Après le défaut de Banco Cruzeiro do Sul, la banque centrale a assoupli son ratio de réserves obligatoires et entend punir les pratiques frauduleuses

Le Brésil se débarrasse de ses branches pourries. La banque centrale a annoncé avoir mis Banco Cruzeiro do Sul en liquidation, faute de repreneur sur 1,6 milliard de dettes. Dans la foulée, Banco Prosper, rachetée en novembre dernier, subira le même sort. Il s’agit du troisième établissement brésilien de taille moyenne à faire défaut en deux ans, et le défaut obligataire le plus important en Amérique latine depuis plus de dix ans.

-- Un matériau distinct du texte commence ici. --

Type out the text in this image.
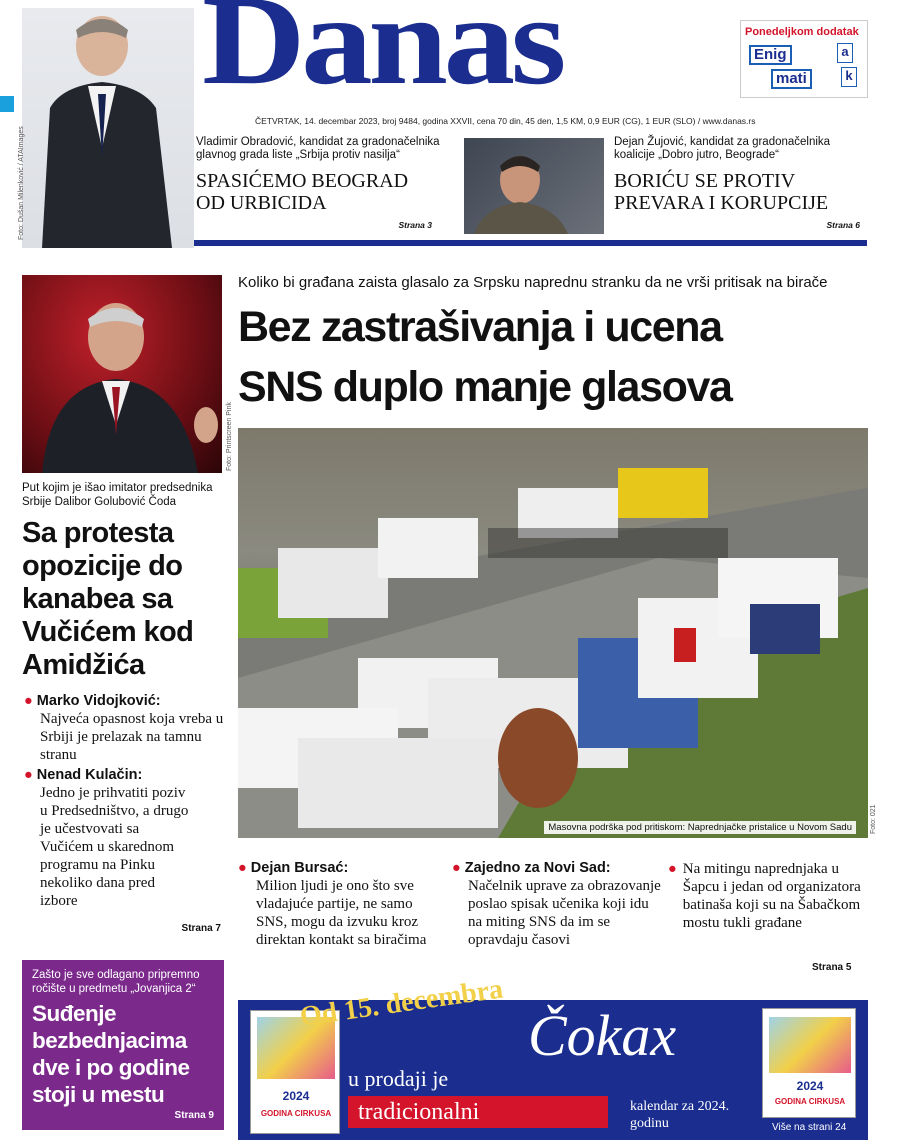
Danas
ČETVRTAK, 14. decembar 2023, broj 9484, godina XXVII, cena 70 din, 45 den, 1,5 KM, 0,9 EUR (CG), 1 EUR (SLO) / www.danas.rs
Ponedeljkom dodatak
Enig	a
mati	k
Foto: Dušan Milenković / ATAImages	Vladimir Obradović, kandidat za gradonačelnika glavnog grada liste „Srbija protiv nasilja“
SPASIĆEMO BEOGRAD OD URBICIDA
Strana 3
Dejan Žujović, kandidat za gradonačelnika koalicije „Dobro jutro, Beograde“
BORIĆU SE PROTIV PREVARA I KORUPCIJE
Strana 6
Foto: Printscreen Pink
Put kojim je išao imitator predsednika Srbije Dalibor Golubović Čoda
Sa protesta opozicije do kanabea sa Vučićem kod Amidžića
● Marko Vidojković:
Najveća opasnost koja vreba u Srbiji je prelazak na tamnu stranu
● Nenad Kulačin:
Jedno je prihvatiti poziv u Predsedništvo, a drugo je učestvovati sa Vučićem u skarednom programu na Pinku nekoliko dana pred izbore
Strana 7
Koliko bi građana zaista glasalo za Srpsku naprednu stranku da ne vrši pritisak na birače
Bez zastrašivanja i ucena
SNS duplo manje glasova
Masovna podrška pod pritiskom: Naprednjačke pristalice u Novom Sadu	Foto: 021
● Dejan Bursać:
Milion ljudi je ono što sve vladajuće partije, ne samo SNS, mogu da izvuku kroz direktan kontakt sa biračima
● Zajedno za Novi Sad:
Načelnik uprave za obrazovanje poslao spisak učenika koji idu na miting SNS da im se opravdaju časovi
● Na mitingu naprednjaka u Šapcu i jedan od organizatora batinaša koji su na Šabačkom mostu tukli građane
Strana 5
Zašto je sve odlagano pripremno ročište u predmetu „Jovanjica 2“
Suđenje bezbednjacima dve i po godine stoji u mestu
Strana 9
2024
GODINA CIRKUSA
Od 15. decembra Čokax
u prodaji je
tradicionalni	kalendar za 2024. godinu
2024
GODINA CIRKUSA
Više na strani 24
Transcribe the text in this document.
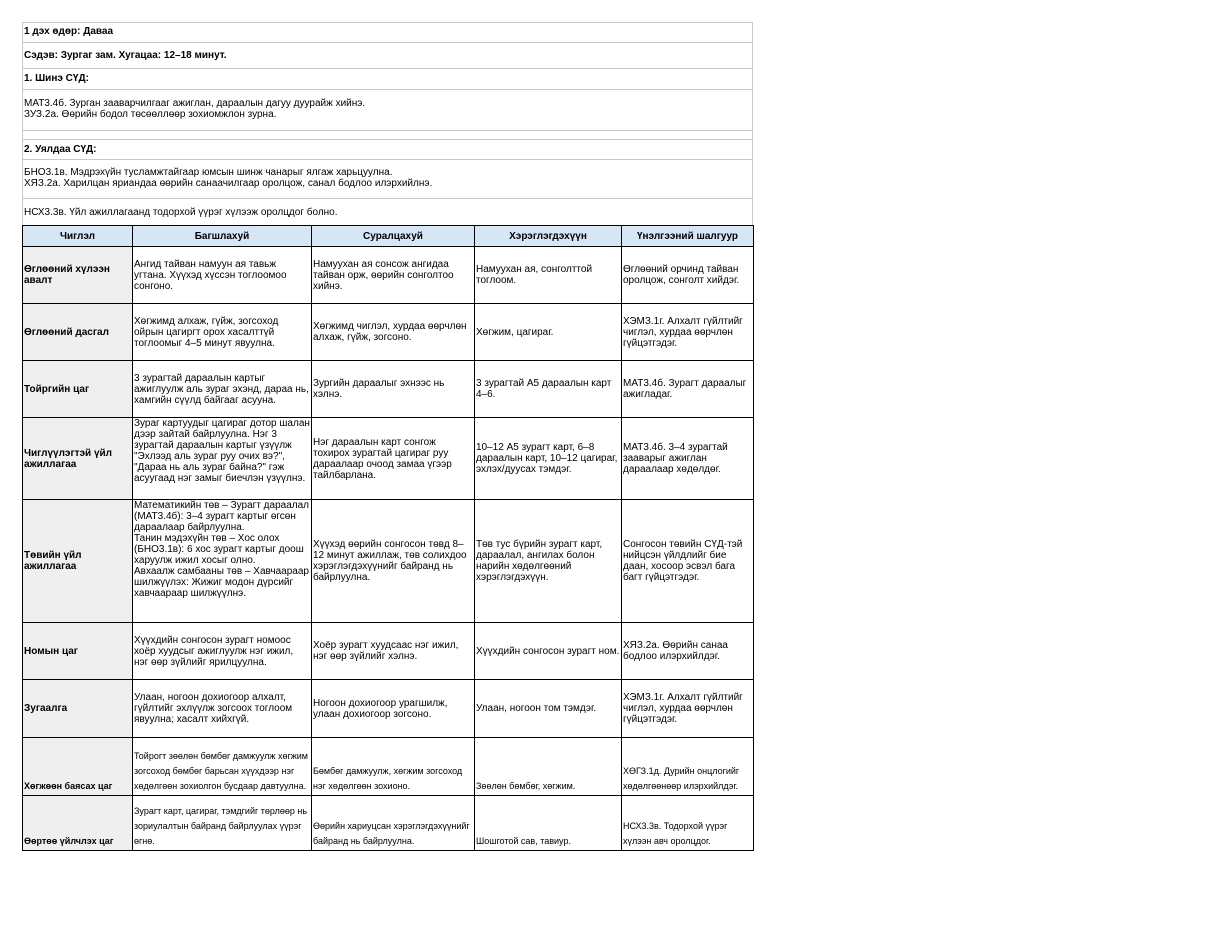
1 дэх өдөр: Даваа
Сэдэв: Зургаг зам. Хугацаа: 12–18 минут.
1. Шинэ СҮД:
МАТ3.4б. Зурган зааварчилгааг ажиглан, дараалын дагуу дуурайж хийнэ.
ЗУЗ.2а. Өөрийн бодол төсөөллөөр зохиомжлон зурна.
2. Уялдаа СҮД:
БНО3.1в. Мэдрэхүйн тусламжтайгаар юмсын шинж чанарыг ялгаж харьцуулна.
ХЯЗ.2а. Харилцан яриандаа өөрийн санаачилгаар оролцож, санал бодлоо илэрхийлнэ.
НСХ3.3в. Үйл ажиллагаанд тодорхой үүрэг хүлээж оролцдог болно.
Чиглэл	Багшлахуй	Суралцахуй	Хэрэглэгдэхүүн	Үнэлгээний шалгуур
Өглөөний хүлээн авалт	Ангид тайван намуун ая тавьж угтана. Хүүхэд хүссэн тоглоомоо сонгоно.	Намуухан ая сонсож ангидаа тайван орж, өөрийн сонголтоо хийнэ.	Намуухан ая, сонголттой тоглоом.	Өглөөний орчинд тайван оролцож, сонголт хийдэг.
Өглөөний дасгал	Хөгжимд алхаж, гүйж, зогсоход ойрын цагиргт орох хасалттүй тоглоомыг 4–5 минут явуулна.	Хөгжимд чиглэл, хурдаа өөрчлөн алхаж, гүйж, зогсоно.	Хөгжим, цагираг.	ХЭМЗ.1г. Алхалт гүйлтийг чиглэл, хурдаа өөрчлөн гүйцэтгэдэг.
Тойргийн цаг	3 зурагтай дараалын картыг ажиглуулж аль зураг эхэнд, дараа нь, хамгийн сүүлд байгааг асууна.	Зургийн дараалыг эхнээс нь хэлнэ.	3 зурагтай А5 дараалын карт 4–6.	МАТ3.4б. Зурагт дараалыг ажигладаг.
Чиглүүлэгтэй үйл ажиллагаа	Зураг картуудыг цагираг дотор шалан дээр зайтай байрлуулна. Нэг 3 зурагтай дараалын картыг үзүүлж "Эхлээд аль зураг руу очих вэ?", "Дараа нь аль зураг байна?" гэж асуугаад нэг замыг биечлэн үзүүлнэ.	Нэг дараалын карт сонгож тохирох зурагтай цагираг руу дараалаар очоод замаа үгээр тайлбарлана.	10–12 А5 зурагт карт, 6–8 дараалын карт, 10–12 цагираг, эхлэх/дуусах тэмдэг.	МАТ3.4б. 3–4 зурагтай заавaрыг ажиглан дараалаар хөдөлдөг.
Төвийн үйл ажиллагаа	Математикийн төв – Зурагт дараалал (МАТ3.4б): 3–4 зурагт картыг өгсөн дараалаар байрлуулна.
Танин мэдэхүйн төв – Хос олох (БНО3.1в): 6 хос зурагт картыг доош харуулж ижил хосыг олно.
Авхаалж самбааны төв – Хавчаараар шилжүүлэх: Жижиг модон дүрсийг хавчаараар шилжүүлнэ.	Хүүхэд өөрийн сонгосон төвд 8–12 минут ажиллаж, төв солихдоо хэрэглэгдэхүүнийг байранд нь байрлуулна.	Төв тус бүрийн зурагт карт, дараалал, ангилах болон нарийн хөдөлгөөний хэрэглэгдэхүүн.	Сонгосон төвийн СҮД-тэй нийцсэн үйлдлийг бие даан, хосоор эсвэл бага багт гүйцэтгэдэг.
Номын цаг	Хүүхдийн сонгосон зурагт номоос хоёр хуудсыг ажиглуулж нэг ижил, нэг өөр зүйлийг ярилцуулна.	Хоёр зурагт хуудсаас нэг ижил, нэг өөр зүйлийг хэлнэ.	Хүүхдийн сонгосон зурагт ном.	ХЯЗ.2а. Өөрийн санаа бодлоо илэрхийлдэг.
Зугаалга	Улаан, ногоон дохиогоор алхалт, гүйлтийг эхлүүлж зогсоох тоглоом явуулна; хасалт хийхгүй.	Ногоон дохиогоор урагшилж, улаан дохиогоор зогсоно.	Улаан, ногоон том тэмдэг.	ХЭМЗ.1г. Алхалт гүйлтийг чиглэл, хурдаа өөрчлөн гүйцэтгэдэг.
Хөгжөөн баясах цаг	Тойрогт зөөлөн бөмбөг дамжуулж хөгжим зогсоход бөмбөг барьсан хүүхдээр нэг хөдөлгөөн зохиолгон бусдаар давтуулна.	Бөмбөг дамжуулж, хөгжим зогсоход нэг хөдөлгөөн зохионо.	Зөөлөн бөмбөг, хөгжим.	ХӨГЗ.1д. Дурийн онцлогийг хөдөлгөөнөөр илэрхийлдэг.
Өөртөө үйлчлэх цаг	Зурагт карт, цагираг, тэмдгийг төрлөөр нь зориулалтын байранд байрлуулах үүрэг өгнө.	Өөрийн хариуцсан хэрэглэгдэхүүнийг байранд нь байрлуулна.	Шошготой сав, тавиур.	НСХ3.3в. Тодорхой үүрэг хүлээн авч оролцдог.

«Les temps sont très difficiles pour les banques de petites et moyennes tailles au Brésil. En plus des durcissements de contraintes de la banque centrale, la situation économique n’aide pas», estime Luis Miguel Santacreu, consultant chez Austin Asis. Même si Banco Cruzeiro do Sul ne pèse que 0,24% des actifs bancaires du pays et 0,33% des dépôts, ce défaut risque de jeter un voile sur la confiance des investisseurs dans les conditions de financement des PME.

D’autant que, même si la banque est brésilienne, les plus gros perdants de cette mise en faillite seront ses créditeurs américains qui ont pourtant accepté une décote moyenne de 49,3%. «Après cet épisode, les banques moyennes brésiliennes peuvent oublier toute velléité de retourner sur le marché obligataire international pour se financer. Au moins pendant un temps», estime un gérant de la place. La banque faisait l’objet de suspicion de fraudes, après Banco PanAmericano qui avait déjà fait défaut après des déclarations fictives dans son bilan fin 2010.

Signe d’une prise de conscience de la part des autorités ? La banque centrale a annulé les «exigences supplémentaires» pesant sur les dépôts en cash des banques, et abaissé le ratio de réserves obligatoires sur les dépôts à terme de 100 pb à 12%. Un assouplissement sera également consenti pour orienter les dépôts vers des prêts interbancaires. Des mesures censées injecter 15 milliards de dollars dans le système. «Une incitation pour les institutions financières à accroître leurs volumes de prêts» espère Aldo Mendes, directeur du comité de politique monétaire.

Dans le même temps, l’autorité indique qu’elle «continuera à prendre les mesures nécessaires pour enquêter sur les responsabilités… qui pourraient conduire à des mesures punitives». «Un signal positif en termes de régulation», estime Paulo Petrassi, gérant chez Leme Investimento, alors que Fitch considère qu’«un système bancaire plus consolidé» pourrait émerger.